Çaya bandırarak yenebilecek pek çok bisküvi vardır. Bu kulvarın şampiyonu marka gözetmeksizin “Petit Beurre” olarak zihinlerimize işlenip, “pötibör” olarak dilimizde yer edinen bisküvi çeşididir. Ancak neskafeye bandırarak yenebilecek pek fazla bisküvi çeşidi yoktur. Onca denememin ardından bütün bisküvilere fark atarak birinci sıraya oturan ve neskafeyle en fazla uyum sağlayan bisküvi Eti Burçak oldu. Kısa sürede kahveyi emerek, bardakla ağız arasındaki mesafeyi bardağın içine ya da üstüme düşmeden katedebilen yegane bisküvi Eti Burçak. Kahveyi emdiği o kısacık zaman diliminde öyle lezzetli bir hal alıyor ki paketin sonuna geliveriyor insan.

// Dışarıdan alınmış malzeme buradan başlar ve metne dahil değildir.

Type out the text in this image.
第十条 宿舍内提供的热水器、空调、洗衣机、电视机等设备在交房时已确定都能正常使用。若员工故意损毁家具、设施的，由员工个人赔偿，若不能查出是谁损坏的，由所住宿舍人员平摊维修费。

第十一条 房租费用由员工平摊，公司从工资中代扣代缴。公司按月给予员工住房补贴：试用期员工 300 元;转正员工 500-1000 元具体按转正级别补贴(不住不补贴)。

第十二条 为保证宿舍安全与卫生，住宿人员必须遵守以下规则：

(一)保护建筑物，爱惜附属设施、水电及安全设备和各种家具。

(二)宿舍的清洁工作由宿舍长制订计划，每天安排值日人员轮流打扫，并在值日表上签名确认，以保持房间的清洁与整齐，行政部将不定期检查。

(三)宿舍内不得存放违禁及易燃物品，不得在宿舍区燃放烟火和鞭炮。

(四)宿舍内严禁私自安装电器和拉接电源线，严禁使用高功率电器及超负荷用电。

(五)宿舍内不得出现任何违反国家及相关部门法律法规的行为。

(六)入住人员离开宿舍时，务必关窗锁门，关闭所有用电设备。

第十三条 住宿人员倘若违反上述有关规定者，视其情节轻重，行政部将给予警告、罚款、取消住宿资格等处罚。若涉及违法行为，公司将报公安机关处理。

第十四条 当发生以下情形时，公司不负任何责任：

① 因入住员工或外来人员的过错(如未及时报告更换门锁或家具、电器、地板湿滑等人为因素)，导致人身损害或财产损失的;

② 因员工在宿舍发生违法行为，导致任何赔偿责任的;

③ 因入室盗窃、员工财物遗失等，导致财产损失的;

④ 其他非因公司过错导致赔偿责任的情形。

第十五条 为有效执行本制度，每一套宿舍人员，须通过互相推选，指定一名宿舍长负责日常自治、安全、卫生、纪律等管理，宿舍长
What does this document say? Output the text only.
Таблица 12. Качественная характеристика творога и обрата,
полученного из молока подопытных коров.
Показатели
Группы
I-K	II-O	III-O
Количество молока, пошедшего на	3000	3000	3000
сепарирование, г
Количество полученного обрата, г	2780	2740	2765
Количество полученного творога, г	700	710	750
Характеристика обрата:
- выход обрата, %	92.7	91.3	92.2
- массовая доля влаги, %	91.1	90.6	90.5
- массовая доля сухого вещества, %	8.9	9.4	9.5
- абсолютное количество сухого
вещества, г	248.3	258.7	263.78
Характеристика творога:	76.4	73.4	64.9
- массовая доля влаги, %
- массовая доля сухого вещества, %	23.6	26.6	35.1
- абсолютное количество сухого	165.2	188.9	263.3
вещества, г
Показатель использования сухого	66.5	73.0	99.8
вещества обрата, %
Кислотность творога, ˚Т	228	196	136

Eğer bir bisküvi fabrikam olsaydı, durup dinlenmeden bir tek şey düşünürdüm. O da Eti Burçak’a rakip olacak değil, Eti Burçak’ı alt edebilecek bir bisküvi çeşidi bulmak olurdu. Şu ana dek öyle bir bisküviyle karşılaşmadım.

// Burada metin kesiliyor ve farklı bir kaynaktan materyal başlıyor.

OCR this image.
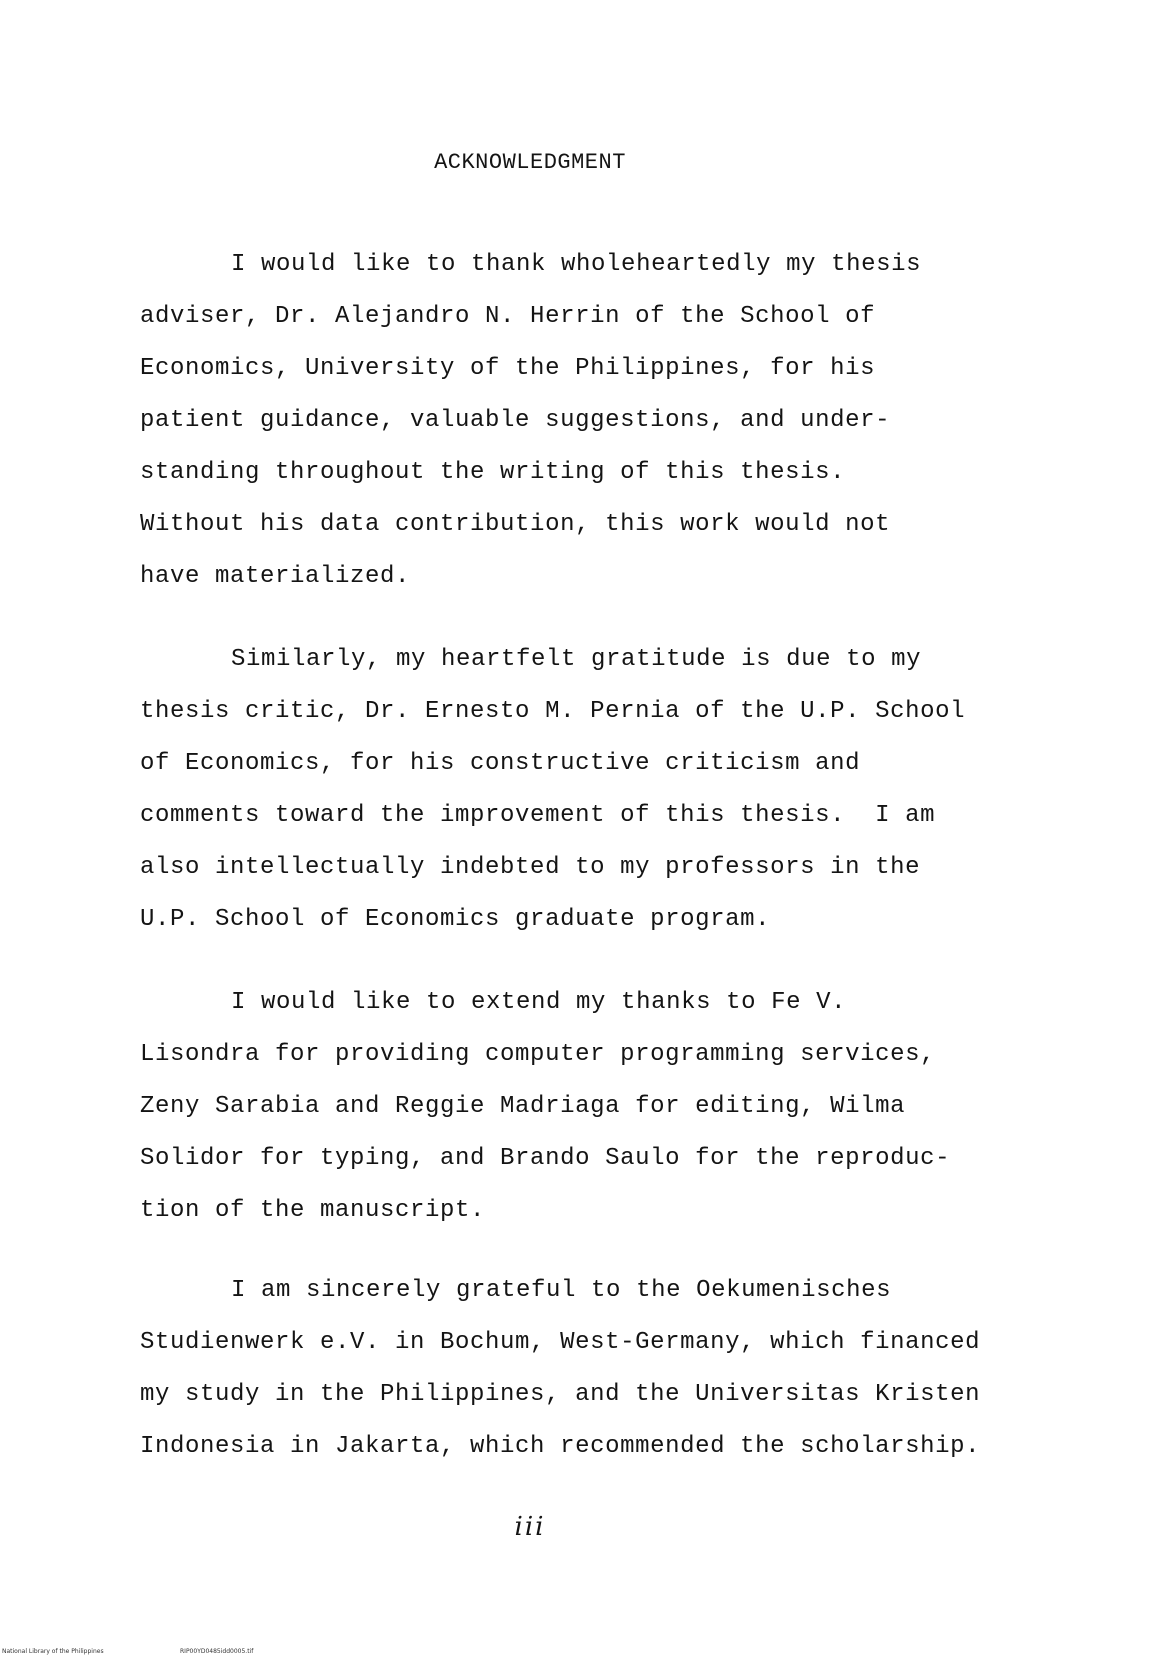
ACKNOWLEDGMENT
I would like to thank wholeheartedly my thesis
adviser, Dr. Alejandro N. Herrin of the School of
Economics, University of the Philippines, for his
patient guidance, valuable suggestions, and under-
standing throughout the writing of this thesis.
Without his data contribution, this work would not
have materialized.
Similarly, my heartfelt gratitude is due to my
thesis critic, Dr. Ernesto M. Pernia of the U.P. School
of Economics, for his constructive criticism and
comments toward the improvement of this thesis.  I am
also intellectually indebted to my professors in the
U.P. School of Economics graduate program.
I would like to extend my thanks to Fe V.
Lisondra for providing computer programming services,
Zeny Sarabia and Reggie Madriaga for editing, Wilma
Solidor for typing, and Brando Saulo for the reproduc-
tion of the manuscript.
I am sincerely grateful to the Oekumenisches
Studienwerk e.V. in Bochum, West-Germany, which financed
my study in the Philippines, and the Universitas Kristen
Indonesia in Jakarta, which recommended the scholarship.
iii
National Library of the Philippines	RIP00YD0485idd0005.tif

Her an her yerde ulaşılabilir olan Ülker ve Eti’nin diğer pek çok bisküvi çeşidini kahveyle birlikte denedim ancak sonuç hep hüsran. Eti Burçak gibisi yok. Çok fazla neskafe tüketen biri olarak, çok da fazla bisküvi tüketiyorum. Marketten bir paket Eti Burçak alırken gözüm hep ikincisinde kalıyor. Biliyorum ki o tek paket çok uzun ömürlü olmayacak ve hemen tükenecek.

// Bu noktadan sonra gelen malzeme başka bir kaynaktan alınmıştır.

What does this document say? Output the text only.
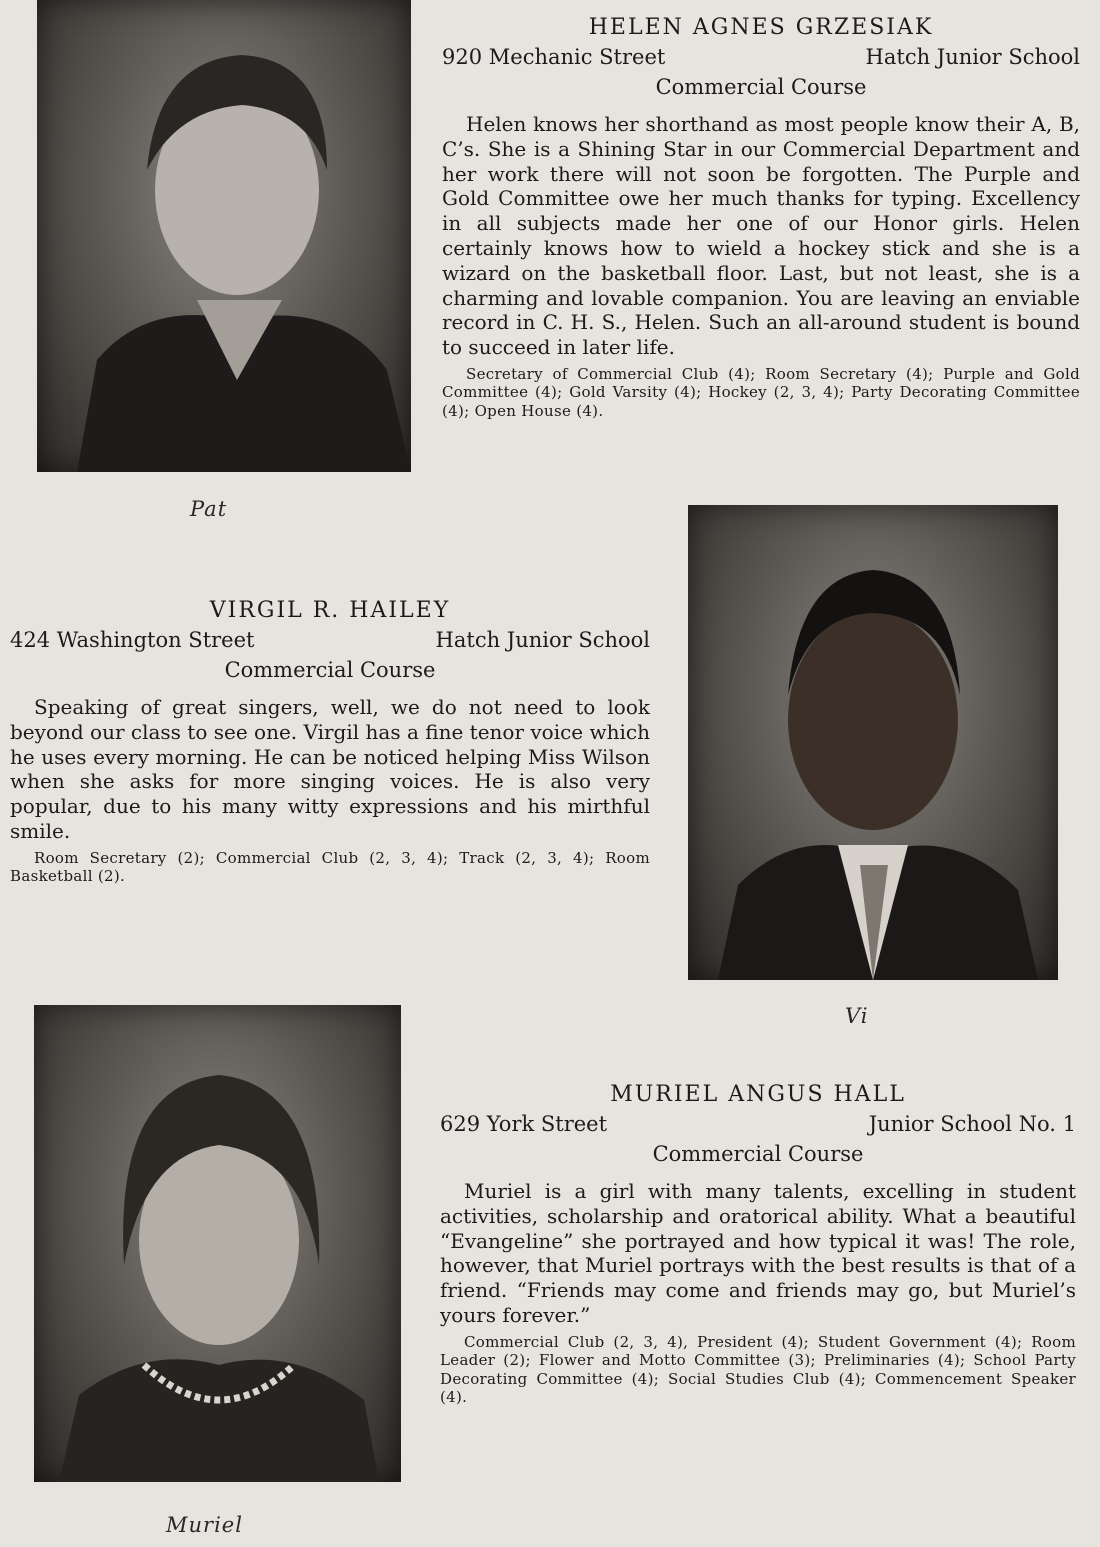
Pat
HELEN AGNES GRZESIAK
920 Mechanic Street	Hatch Junior School
Commercial Course
Helen knows her shorthand as most people know their A, B, C’s. She is a Shining Star in our Commercial Department and her work there will not soon be forgotten. The Purple and Gold Committee owe her much thanks for typing. Excellency in all subjects made her one of our Honor girls. Helen certainly knows how to wield a hockey stick and she is a wizard on the basketball floor. Last, but not least, she is a charming and lovable companion. You are leaving an enviable record in C. H. S., Helen. Such an all-around student is bound to succeed in later life.
Secretary of Commercial Club (4); Room Secretary (4); Purple and Gold Committee (4); Gold Varsity (4); Hockey (2, 3, 4); Party Decorating Committee (4); Open House (4).
Vi
VIRGIL R. HAILEY
424 Washington Street	Hatch Junior School
Commercial Course
Speaking of great singers, well, we do not need to look beyond our class to see one. Virgil has a fine tenor voice which he uses every morning. He can be noticed helping Miss Wilson when she asks for more singing voices. He is also very popular, due to his many witty expressions and his mirthful smile.
Room Secretary (2); Commercial Club (2, 3, 4); Track (2, 3, 4); Room Basketball (2).
Muriel
MURIEL ANGUS HALL
629 York Street	Junior School No. 1
Commercial Course
Muriel is a girl with many talents, excelling in student activities, scholarship and oratorical ability. What a beautiful “Evangeline” she portrayed and how typical it was! The role, however, that Muriel portrays with the best results is that of a friend. “Friends may come and friends may go, but Muriel’s yours forever.”
Commercial Club (2, 3, 4), President (4); Student Government (4); Room Leader (2); Flower and Motto Committee (3); Preliminaries (4); School Party Decorating Committee (4); Social Studies Club (4); Commencement Speaker (4).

Evde onu seven ikinci bir kişi varsa, aklım Eti Burçak’ta kalıyor. Ben yokken birileri açıp bitirecek diye endişeleniyorum. Bazen onlarca paket Eti Burçak alsam, gözüm doyar da yemekten vazgeçer miyim diye düşündüğüm oluyor. Henüz böyle bir çılgınlık yapmadığım için bu sorunun cevabını bilmiyorum. Eti Burçak’ın ilk üretim aşamasında deneyip yanılan, çalışan didinen ve ortaya böyle bir bisküvi çıkaran Eti çalışanlarına teşekkürü bir borç bilirim. (Teşekkürüm Eti’nin çok da umrunda değildir evet. Adamlar hangi ürünün ne kadar sattığını, yıllık ciroyu falan önemsiyorlardır ama olsun.)
İşte böyle, insan olmadık şeylerle bazen duygusal bir bağ kurabiliyor. Bu bağ bazen de bir bisküviyle kuruluyor. Seni seviyorum Eti Burçak. Sanki benim için, kahveme eşlik etmek için özel olarak üretilmiş gibisin. Eğer bir gün sadece benim olursan, sana paketin en dış iki ucunda kalan o iki taneciğin kırılmasını engelleyen cici ve daha sağlam ambalajlar alacağım. Öpüyorum yanaklarından.

Dip not: Bu yazı, reklam amacı gütmemesine rağmen marka ve ürün bilgisi verilmekten kaçınılmamıştır. Keşke reklam amacı gütseydi, üç kuruş menfaatim olsaydı. Bu kıyağımı da unutmayasın Eti Eti Eti!